La gazéification hydrothermale est un procédé thermochimique de valorisation d’intrants organiques humides en gaz de synthèse. Elle s’effectue à haute température (400 à 700 °C) et sous haute pression (200 à 300 bar), des conditions dans lesquelles l’eau atteint l’état supercritique, favorisation la décomposition des molécules organiques complexes. Elle est particulièrement adaptée au traitement des effluents humides pour lesquels les technologies classiques de valorisation (méthanisation, pyrogazéification, combustion) sont peu efficaces sans une phase préalable de séchage. Ces intrants sont constitués de boues d’épuration, de déchets organiques liquides de l’agroalimentaire ou effluents agricoles ou encore tout résidu végétal humide. La gazéification hydrothermale permet donc de valoriser des effluents aujourd’hui peu exploités en limitant l’émission de polluants atmosphériques et en éliminant microplastiques, virus et bactéries. Elle est à ce titre particulièrement intéressante pour la production d’une eau propre à usage agronomique.

 

Une solution prometteuse

On peut distinguer deux grandes voies de gazéification hydrothermale : la gazéification à haute température et la gazéification catalytique.

La gazéification à haute température (entre 550 et 700 °C) permet de produire un gaz de synthèse riche en H2, CH4 et CO2 et comportant des traces d’hydrocarbures légers. Cette voie est mature pour des intrants simples. Elle est déjà employée par les premiers projets industriels. Ainsi, le projet Alkmaar en fonctionnement aux Pays-Bas depuis 2022 permet de valoriser jusqu’à 120 000 tonnes de déchets par an, pour produire environ 140 GWh de gaz renouvelable. Pour des intrants plus complexes, la technologie reste en développement, notamment au CEA.

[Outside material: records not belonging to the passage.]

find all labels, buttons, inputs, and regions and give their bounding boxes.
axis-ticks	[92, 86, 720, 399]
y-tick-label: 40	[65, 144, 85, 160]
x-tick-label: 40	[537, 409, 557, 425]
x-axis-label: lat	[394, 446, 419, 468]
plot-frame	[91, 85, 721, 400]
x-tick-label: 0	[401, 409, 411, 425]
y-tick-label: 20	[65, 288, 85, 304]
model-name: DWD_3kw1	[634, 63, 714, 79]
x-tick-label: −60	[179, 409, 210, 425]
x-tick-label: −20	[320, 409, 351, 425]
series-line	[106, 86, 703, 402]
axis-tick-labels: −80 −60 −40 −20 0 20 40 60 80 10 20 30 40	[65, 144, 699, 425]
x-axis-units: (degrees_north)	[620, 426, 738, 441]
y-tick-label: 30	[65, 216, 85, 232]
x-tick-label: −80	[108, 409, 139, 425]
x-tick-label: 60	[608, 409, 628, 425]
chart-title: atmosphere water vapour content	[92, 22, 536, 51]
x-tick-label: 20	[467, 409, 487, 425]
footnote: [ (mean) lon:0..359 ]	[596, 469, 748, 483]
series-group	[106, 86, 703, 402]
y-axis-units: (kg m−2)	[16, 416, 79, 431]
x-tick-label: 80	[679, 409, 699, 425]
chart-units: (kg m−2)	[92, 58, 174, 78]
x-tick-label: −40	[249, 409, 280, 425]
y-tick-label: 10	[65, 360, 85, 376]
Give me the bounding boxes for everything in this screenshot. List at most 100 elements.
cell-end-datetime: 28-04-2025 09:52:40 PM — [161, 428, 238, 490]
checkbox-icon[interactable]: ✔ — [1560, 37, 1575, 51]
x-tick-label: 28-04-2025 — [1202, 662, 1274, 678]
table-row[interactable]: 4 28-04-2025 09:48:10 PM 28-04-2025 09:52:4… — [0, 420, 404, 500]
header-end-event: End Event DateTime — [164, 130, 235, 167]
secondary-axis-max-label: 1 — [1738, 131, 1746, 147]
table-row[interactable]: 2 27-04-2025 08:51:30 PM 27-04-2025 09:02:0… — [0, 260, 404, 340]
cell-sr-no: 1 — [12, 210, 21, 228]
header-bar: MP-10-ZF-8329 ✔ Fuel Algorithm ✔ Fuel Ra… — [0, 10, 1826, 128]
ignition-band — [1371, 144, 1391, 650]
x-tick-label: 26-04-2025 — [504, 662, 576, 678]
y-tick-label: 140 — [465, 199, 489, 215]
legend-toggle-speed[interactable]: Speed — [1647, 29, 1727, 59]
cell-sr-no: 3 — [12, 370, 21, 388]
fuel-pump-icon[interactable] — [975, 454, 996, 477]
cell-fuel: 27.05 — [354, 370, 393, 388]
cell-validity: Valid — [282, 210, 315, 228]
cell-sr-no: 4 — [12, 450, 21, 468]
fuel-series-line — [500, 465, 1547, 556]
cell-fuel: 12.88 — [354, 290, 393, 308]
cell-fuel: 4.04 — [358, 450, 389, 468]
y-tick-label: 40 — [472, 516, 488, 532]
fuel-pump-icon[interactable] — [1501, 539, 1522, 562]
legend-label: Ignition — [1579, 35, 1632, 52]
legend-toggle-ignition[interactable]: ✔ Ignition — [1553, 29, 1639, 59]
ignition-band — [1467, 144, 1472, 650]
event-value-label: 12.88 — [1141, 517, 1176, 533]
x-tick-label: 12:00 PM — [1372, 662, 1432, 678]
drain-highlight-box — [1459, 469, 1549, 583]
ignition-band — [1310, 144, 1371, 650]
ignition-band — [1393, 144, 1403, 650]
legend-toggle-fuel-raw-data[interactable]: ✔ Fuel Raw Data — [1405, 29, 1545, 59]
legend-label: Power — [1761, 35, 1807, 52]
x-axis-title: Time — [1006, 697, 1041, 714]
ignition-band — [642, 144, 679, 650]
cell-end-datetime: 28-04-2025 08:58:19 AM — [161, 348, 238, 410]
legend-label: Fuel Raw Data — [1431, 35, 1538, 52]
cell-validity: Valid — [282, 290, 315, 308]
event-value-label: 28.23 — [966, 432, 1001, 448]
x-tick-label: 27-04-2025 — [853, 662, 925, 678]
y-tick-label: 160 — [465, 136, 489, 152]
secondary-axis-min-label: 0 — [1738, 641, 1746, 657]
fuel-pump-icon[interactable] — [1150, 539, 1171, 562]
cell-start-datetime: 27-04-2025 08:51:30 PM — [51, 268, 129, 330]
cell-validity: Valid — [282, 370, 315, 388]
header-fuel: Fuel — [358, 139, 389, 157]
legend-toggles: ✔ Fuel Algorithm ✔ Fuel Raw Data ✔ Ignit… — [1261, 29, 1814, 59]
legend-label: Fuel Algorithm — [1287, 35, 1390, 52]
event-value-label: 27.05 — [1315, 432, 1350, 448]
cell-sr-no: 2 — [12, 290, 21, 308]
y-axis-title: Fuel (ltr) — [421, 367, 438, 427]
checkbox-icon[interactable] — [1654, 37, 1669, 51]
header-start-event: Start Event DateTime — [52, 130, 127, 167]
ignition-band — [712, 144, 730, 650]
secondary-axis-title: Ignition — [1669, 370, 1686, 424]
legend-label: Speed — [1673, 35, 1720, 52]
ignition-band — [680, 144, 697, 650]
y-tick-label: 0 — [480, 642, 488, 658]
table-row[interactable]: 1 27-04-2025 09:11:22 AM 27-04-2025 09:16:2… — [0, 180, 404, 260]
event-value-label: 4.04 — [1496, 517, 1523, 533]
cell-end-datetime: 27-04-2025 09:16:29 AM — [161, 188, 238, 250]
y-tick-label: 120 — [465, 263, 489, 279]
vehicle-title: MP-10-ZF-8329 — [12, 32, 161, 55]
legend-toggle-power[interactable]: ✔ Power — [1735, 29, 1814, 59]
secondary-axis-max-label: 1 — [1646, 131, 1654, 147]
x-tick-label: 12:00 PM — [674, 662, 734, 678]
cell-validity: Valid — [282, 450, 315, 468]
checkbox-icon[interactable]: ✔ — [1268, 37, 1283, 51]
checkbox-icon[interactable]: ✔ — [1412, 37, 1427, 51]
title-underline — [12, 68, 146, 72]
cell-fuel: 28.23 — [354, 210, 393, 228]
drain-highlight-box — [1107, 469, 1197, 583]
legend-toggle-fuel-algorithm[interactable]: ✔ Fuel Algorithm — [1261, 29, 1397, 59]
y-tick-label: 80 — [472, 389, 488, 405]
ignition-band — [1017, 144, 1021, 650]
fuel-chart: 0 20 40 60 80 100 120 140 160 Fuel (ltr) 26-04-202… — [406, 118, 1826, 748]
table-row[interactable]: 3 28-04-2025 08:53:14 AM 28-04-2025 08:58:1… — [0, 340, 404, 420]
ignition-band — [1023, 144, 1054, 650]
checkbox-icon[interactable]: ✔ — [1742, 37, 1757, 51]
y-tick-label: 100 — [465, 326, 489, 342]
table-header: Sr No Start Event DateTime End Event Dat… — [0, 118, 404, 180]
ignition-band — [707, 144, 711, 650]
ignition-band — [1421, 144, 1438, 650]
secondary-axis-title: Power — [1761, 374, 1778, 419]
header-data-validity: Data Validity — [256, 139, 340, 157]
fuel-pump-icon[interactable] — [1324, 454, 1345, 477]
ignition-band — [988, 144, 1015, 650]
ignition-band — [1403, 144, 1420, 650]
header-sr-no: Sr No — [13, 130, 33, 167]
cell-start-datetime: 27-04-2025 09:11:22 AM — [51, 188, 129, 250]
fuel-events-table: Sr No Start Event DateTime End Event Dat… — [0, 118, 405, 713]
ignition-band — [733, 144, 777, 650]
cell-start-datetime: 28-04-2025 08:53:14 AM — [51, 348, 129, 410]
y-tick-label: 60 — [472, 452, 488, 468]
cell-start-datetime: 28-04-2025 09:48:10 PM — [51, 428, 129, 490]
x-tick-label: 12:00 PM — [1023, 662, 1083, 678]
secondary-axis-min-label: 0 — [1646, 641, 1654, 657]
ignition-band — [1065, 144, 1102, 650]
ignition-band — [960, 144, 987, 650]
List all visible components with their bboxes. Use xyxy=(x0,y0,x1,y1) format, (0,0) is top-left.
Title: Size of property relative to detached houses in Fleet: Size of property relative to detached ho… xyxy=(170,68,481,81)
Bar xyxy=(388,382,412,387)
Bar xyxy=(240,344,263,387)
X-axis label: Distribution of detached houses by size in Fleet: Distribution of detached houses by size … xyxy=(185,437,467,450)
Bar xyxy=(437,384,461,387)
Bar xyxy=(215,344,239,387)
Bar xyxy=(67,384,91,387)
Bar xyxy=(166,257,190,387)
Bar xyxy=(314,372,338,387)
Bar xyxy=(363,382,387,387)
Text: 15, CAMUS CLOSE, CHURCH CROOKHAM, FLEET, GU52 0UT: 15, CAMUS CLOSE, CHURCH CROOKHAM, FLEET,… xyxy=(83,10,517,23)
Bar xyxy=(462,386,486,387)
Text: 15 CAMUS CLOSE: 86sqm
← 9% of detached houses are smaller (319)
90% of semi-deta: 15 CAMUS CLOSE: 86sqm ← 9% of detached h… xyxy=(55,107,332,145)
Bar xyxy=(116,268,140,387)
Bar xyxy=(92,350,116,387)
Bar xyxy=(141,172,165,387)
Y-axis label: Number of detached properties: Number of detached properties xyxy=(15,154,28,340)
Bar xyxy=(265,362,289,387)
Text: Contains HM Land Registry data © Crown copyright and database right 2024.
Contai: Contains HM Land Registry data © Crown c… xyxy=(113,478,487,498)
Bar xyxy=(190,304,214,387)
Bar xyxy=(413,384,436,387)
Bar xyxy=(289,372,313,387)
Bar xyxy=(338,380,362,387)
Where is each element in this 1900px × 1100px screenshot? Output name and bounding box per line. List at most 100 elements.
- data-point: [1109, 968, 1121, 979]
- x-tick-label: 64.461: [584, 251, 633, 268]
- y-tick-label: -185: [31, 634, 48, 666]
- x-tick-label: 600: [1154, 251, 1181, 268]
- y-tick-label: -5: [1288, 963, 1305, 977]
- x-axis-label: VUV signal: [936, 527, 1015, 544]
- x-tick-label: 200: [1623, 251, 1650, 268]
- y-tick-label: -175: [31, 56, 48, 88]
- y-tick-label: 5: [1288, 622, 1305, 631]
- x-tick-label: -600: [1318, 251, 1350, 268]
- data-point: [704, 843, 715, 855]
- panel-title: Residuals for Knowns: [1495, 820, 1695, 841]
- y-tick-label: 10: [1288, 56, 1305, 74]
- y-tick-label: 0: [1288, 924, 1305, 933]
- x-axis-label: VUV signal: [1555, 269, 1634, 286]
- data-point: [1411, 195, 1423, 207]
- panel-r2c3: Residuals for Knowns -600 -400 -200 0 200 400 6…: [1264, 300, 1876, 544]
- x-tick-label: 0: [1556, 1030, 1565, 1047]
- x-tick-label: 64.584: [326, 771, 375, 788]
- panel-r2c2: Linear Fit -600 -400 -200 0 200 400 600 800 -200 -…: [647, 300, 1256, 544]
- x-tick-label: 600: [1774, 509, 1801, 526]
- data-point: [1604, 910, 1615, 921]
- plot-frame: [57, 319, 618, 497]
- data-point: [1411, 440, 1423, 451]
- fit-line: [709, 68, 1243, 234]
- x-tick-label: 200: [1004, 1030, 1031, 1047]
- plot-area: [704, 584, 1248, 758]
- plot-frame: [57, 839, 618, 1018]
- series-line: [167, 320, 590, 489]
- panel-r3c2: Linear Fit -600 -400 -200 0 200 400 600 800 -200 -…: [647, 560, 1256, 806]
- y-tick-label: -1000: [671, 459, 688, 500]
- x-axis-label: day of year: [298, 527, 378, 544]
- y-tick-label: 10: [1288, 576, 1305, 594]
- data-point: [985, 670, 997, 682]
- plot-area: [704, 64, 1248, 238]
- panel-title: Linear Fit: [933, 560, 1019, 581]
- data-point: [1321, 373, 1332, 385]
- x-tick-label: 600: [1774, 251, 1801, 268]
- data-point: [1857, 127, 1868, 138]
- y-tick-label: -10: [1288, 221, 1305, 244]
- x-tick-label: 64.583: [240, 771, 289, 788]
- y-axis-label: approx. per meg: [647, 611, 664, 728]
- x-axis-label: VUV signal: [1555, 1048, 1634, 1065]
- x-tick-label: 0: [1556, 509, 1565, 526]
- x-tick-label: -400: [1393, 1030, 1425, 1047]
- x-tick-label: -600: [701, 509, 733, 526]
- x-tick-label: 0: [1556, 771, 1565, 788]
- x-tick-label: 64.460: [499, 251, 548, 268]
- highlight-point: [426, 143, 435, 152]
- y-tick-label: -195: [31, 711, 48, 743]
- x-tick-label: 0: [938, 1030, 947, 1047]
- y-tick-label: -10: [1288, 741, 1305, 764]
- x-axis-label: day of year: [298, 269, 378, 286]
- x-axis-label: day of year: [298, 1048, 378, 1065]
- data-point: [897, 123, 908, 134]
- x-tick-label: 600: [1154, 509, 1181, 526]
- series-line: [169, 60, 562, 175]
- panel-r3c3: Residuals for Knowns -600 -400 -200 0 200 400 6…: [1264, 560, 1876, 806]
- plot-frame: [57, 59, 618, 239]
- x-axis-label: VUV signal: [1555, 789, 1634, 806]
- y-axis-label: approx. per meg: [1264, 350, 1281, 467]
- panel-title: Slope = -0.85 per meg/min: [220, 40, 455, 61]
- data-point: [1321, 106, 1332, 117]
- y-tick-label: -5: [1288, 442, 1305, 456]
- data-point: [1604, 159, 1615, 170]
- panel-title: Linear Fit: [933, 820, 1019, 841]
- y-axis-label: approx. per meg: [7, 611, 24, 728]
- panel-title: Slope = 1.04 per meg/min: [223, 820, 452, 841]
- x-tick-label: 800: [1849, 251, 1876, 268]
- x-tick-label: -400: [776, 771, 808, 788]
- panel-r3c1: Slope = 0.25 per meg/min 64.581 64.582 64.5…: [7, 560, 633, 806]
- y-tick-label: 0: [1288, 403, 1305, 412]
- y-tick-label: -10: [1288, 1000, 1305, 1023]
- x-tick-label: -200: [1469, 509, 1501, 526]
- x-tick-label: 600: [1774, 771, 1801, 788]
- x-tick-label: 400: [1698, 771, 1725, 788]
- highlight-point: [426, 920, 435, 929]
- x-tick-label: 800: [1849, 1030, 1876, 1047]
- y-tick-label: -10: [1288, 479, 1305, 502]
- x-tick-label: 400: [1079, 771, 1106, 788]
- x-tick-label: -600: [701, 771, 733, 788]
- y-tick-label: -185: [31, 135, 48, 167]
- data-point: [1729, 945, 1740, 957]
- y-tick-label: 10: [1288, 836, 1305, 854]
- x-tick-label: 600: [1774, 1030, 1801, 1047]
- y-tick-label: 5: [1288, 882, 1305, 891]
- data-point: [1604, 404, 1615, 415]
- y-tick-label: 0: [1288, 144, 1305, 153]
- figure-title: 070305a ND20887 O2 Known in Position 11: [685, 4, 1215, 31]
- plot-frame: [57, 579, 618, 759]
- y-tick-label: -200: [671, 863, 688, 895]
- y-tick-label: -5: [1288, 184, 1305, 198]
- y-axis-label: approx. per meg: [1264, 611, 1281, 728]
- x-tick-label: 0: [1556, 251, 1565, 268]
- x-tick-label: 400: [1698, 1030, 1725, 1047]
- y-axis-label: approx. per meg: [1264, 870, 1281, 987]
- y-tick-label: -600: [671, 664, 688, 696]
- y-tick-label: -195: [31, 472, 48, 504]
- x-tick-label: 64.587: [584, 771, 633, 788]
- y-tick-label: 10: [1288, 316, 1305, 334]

La gazéification catalytique opère quant à elle à température plus modérée (entre 400 et 450 °C), grâce à l’ajout d’un catalyseur. Le gaz de synthèse ainsi produit est composé majoritairement de CH4 et de CO2 avec une faible part d’H2. Produisant entre 60 et 75 % de CH4, cette seconde voie apparaît plus prometteuse pour la production et l’injection de biométhane. Plus complexe, cette technologie est encore au stade de pilote avec des unités intégrant jusqu’à 200 kg/h d’intrants simples. Pour les intrants plus complexes, elle est encore au stade de démonstration.

 

Gazéification à haute température

Gazéification catalytique

Température

entre 550 et 700 °C

entre 400 et 450 °C

Composition du gaz de synthèse

CH4

20 à 40 %

60 à 75 %

 

CO2

20 à 30 %

20 à 35 %

 

H2

20 à 50 %

< 10 %

Deux start-ups en pointe sur la gazéification hydrothermale catalytique

Après quelques années consacrées au développement de leur unité de séparation de sels en condition d’eau supercritique puis à la mise au point d’un premier prototype de réacteur de gazéification hydrothermale au sein d’un consortium piloté par l’institut Paul Scherrer, TreaTech a franchi une nouvelle étape en 2024 en finalisant le développement de VISTA (figure 1). Dans ce démonstrateur industriel, les déchets liquides subissent d’abord une étape de séparation des sels minéraux, avant d’être gazéifiés à la température de 400 °C et une pression de 250 bar, en présence d’un catalyseur. Le gaz renouvelable ainsi produit est alors mélangé au biogaz produit sur le site d’Ecorecyclage – où le démonstrateur de la start-up suisse est installé – avant d’être purifié et injecté sur le réseau. Le réacteur a été exploité pendant plusieurs mois, permettant de caractériser les gaz produits et d’évaluer la qualité de l’eau en sortie, pour une capacité de traitement de 200 kg/h. Dans les mois à venir, TreaTech concentrera ses efforts sur le passage à l’échelle dans l’optique d’une commercialisation de la technologie à partir de 2027.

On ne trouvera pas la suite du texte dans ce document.